I want to extract all option chain data from yahoo finance webpage,take put option chain data for simplicity. At first ,load all packages used in the program:
import time
import pandas as pd
from selenium import webdriver
from selenium.common.exceptions import TimeoutException
from selenium.webdriver.support.ui import WebDriverWait
from selenium.webdriver.support import expected_conditions as EC
from selenium.webdriver.common.by import By
The function to write some company's put option chain data into a directory:
def write_option_chain(code):
browser = webdriver.Chrome()
browser.maximize_window()
url = "https://finance.yahoo.com/quote/{}/options?p={}".format(code,code)
browser.get(url)
WebDriverWait(browser,10).until(EC.visibility_of_element_located((By.XPATH, ".//select/option")))
time.sleep(25)
date_elem = browser.find_elements_by_xpath(".//select/option")
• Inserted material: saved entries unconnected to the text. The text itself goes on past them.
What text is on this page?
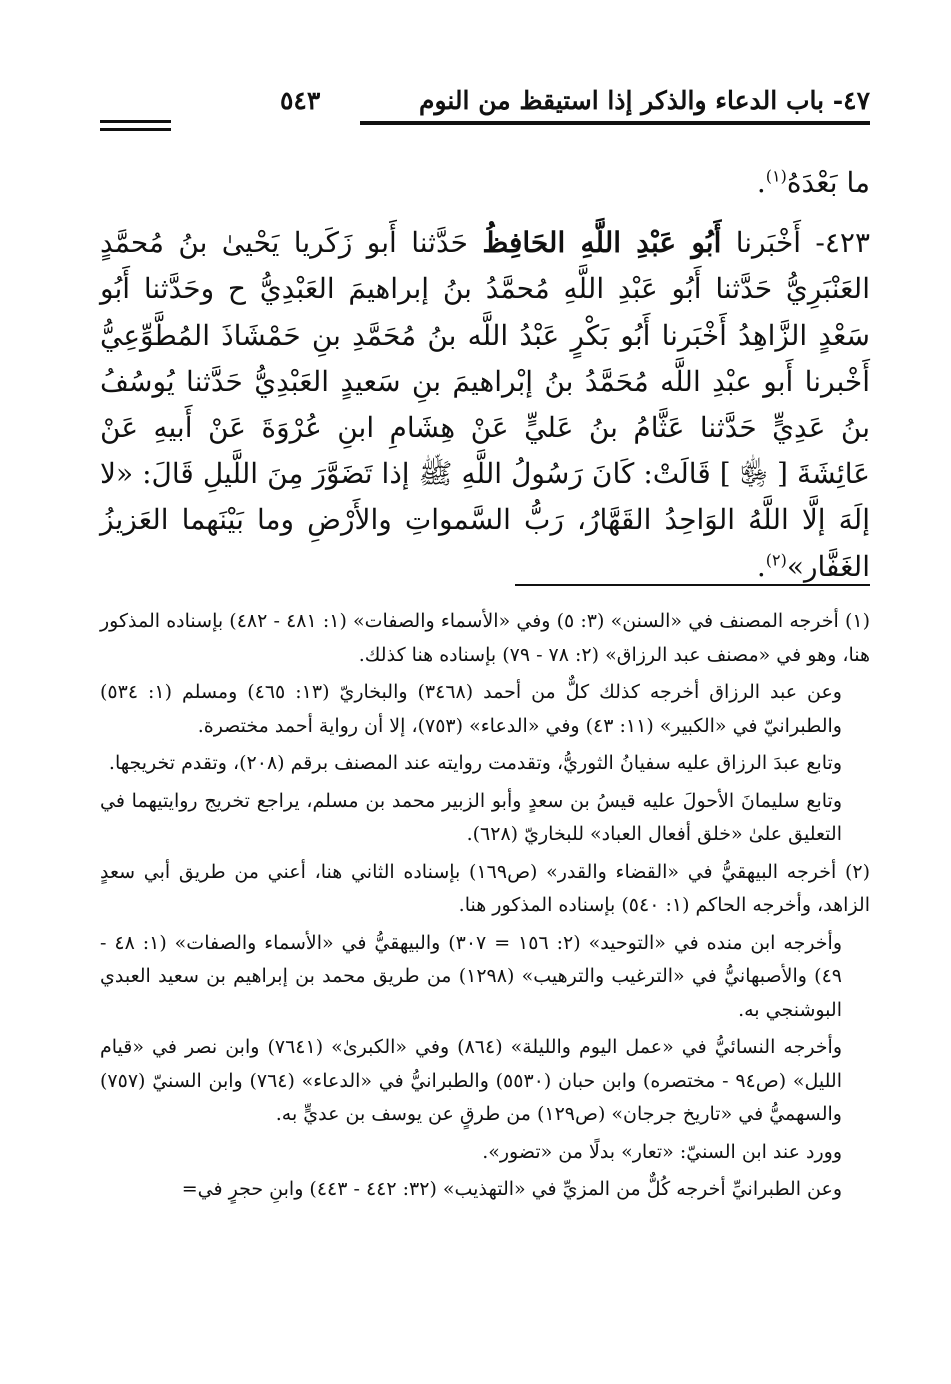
٤٧- باب الدعاء والذكر إذا استيقظ من النوم
٥٤٣

ما بَعْدَهُ$^{(١)}$.

٤٢٣- أَخْبَرنا أَبُو عَبْدِ اللَّهِ الحَافِظُ حَدَّثنا أَبو زَكَريا يَحْيىٰ بنُ مُحمَّدٍ العَنْبَرِيُّ حَدَّثنا أَبُو عَبْدِ اللَّهِ مُحمَّدُ بنُ إبراهيمَ العَبْدِيُّ ح وحَدَّثنا أَبُو سَعْدٍ الزَّاهِدُ أَخْبَرنا أَبُو بَكْرٍ عَبْدُ اللَّه بنُ مُحَمَّدِ بنِ حَمْشَاذَ المُطَّوِّعِيُّ أَخْبرنا أَبو عبْدِ اللَّه مُحَمَّدُ بنُ إبْراهيمَ بنِ سَعيدٍ العَبْدِيُّ حَدَّثنا يُوسُفُ بنُ عَدِيٍّ حَدَّثنا عَثَّامُ بنُ عَليٍّ عَنْ هِشَامِ ابنِ عُرْوَةَ عَنْ أَبيهِ عَنْ عَائِشَةَ [ ﵂ ] قَالَتْ: كَانَ رَسُولُ اللَّهِ ﷺ إذا تَضَوَّرَ مِنَ اللَّيلِ قَالَ: «لا إلَهَ إلَّا اللَّهُ الوَاحِدُ القَهَّارُ، رَبُّ السَّمواتِ والأَرْضِ وما بَيْنَهما العَزيزُ الغَفَّار»$^{(٢)}$.

(١) أخرجه المصنف في «السنن» (٣: ٥) وفي «الأسماء والصفات» (١: ٤٨١ - ٤٨٢) بإسناده المذكور هنا، وهو في «مصنف عبد الرزاق» (٢: ٧٨ - ٧٩) بإسناده هنا كذلك.

وعن عبد الرزاق أخرجه كذلك كلٌّ من أحمد (٣٤٦٨) والبخاريّ (١٣: ٤٦٥) ومسلم (١: ٥٣٤) والطبرانيّ في «الكبير» (١١: ٤٣) وفي «الدعاء» (٧٥٣)، إلا أن رواية أحمد مختصرة.

وتابع عبدَ الرزاق عليه سفيانُ الثوريُّ، وتقدمت روايته عند المصنف برقم (٢٠٨)، وتقدم تخريجها.

وتابع سليمانَ الأحولَ عليه قيسُ بن سعدٍ وأبو الزبير محمد بن مسلم، يراجع تخريج روايتيهما في التعليق علىٰ «خلق أفعال العباد» للبخاريّ (٦٢٨).

(٢) أخرجه البيهقيُّ في «القضاء والقدر» (ص١٦٩) بإسناده الثاني هنا، أعني من طريق أبي سعدٍ الزاهد، وأخرجه الحاكم (١: ٥٤٠) بإسناده المذكور هنا.

وأخرجه ابن منده في «التوحيد» (٢: ١٥٦ = ٣٠٧) والبيهقيُّ في «الأسماء والصفات» (١: ٤٨ - ٤٩) والأصبهانيُّ في «الترغيب والترهيب» (١٢٩٨) من طريق محمد بن إبراهيم بن سعيد العبدي البوشنجي به.

وأخرجه النسائيُّ في «عمل اليوم والليلة» (٨٦٤) وفي «الكبرىٰ» (٧٦٤١) وابن نصر في «قيام الليل» (ص٩٤ - مختصره) وابن حبان (٥٥٣٠) والطبرانيُّ في «الدعاء» (٧٦٤) وابن السنيّ (٧٥٧) والسهميُّ في «تاريخ جرجان» (ص١٢٩) من طرقٍ عن يوسف بن عديٍّ به.

وورد عند ابن السنيّ: «تعار» بدلًا من «تضور».

وعن الطبرانيِّ أخرجه كُلٌّ من المزيِّ في «التهذيب» (٣٢: ٤٤٢ - ٤٤٣) وابنِ حجرٍ في=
time_span = len(date_elem)
print('{} option chains exists in {}'.format(time_span,code))
df_all = pd.DataFrame()
for item in range(1,time_span):
element_date = browser.find_element_by_xpath('.//select/option[{}]'.format(item))
print("parsing {}'s put option chain on {} now".format(code,element_date.text))
element_date.click()
WebDriverWait(browser,10).until(EC.visibility_of_all_elements_located((By.XPATH, ".//table[@class='puts W(100%) Pos(r) list-options']//td")))
time.sleep(11)
put_table = browser.find_element_by_xpath((".//table[@class='puts W(100%) Pos(r) list-options']"))
put_table_string = put_table.get_attribute('outerHTML')
df_put = pd.read_html(put_table_string)[0]
df_all = df_all.append(df_put)
browser.close()
browser.quit()
df_all.to_csv('/tmp/{}.csv'.format(code))
print('{} otpion chain written into csv file'.format(code))
To test the write_option_chain
with a list:
nas_list = ['aapl','adbe','adi','adp','adsk']
for item in nas_list:
try:
write_option_chain(code=item)
except:
print("check what happens to {} ".format(item))
continue
time.sleep(5)
The output info shows:
#i omitted many lines for simplicity
18 option chains exists in aapl
parsing aapl's put option chain on August 27, 2021 now
check what happens to aapl
check what happens to adbe
12 option chains exists in adi
parsing adi's put option chain on December 17, 2021 now
adi otpion chain written into csv file
11 option chains exists in adp
parsing adp's put option chain on August 27, 2021 now
adp otpion chain written into csv file
check what happens to adsk
We make a summary from above info:
1.only adp
and adi
's put option chain data written into desired directory.
2.get only part of aapl
and adp
's option chain data
3.can't open adsk's option webpage.
4.it takes almost 20 minutes to execute.
How to make the data extraction from webpage with selenium more robust and efficient?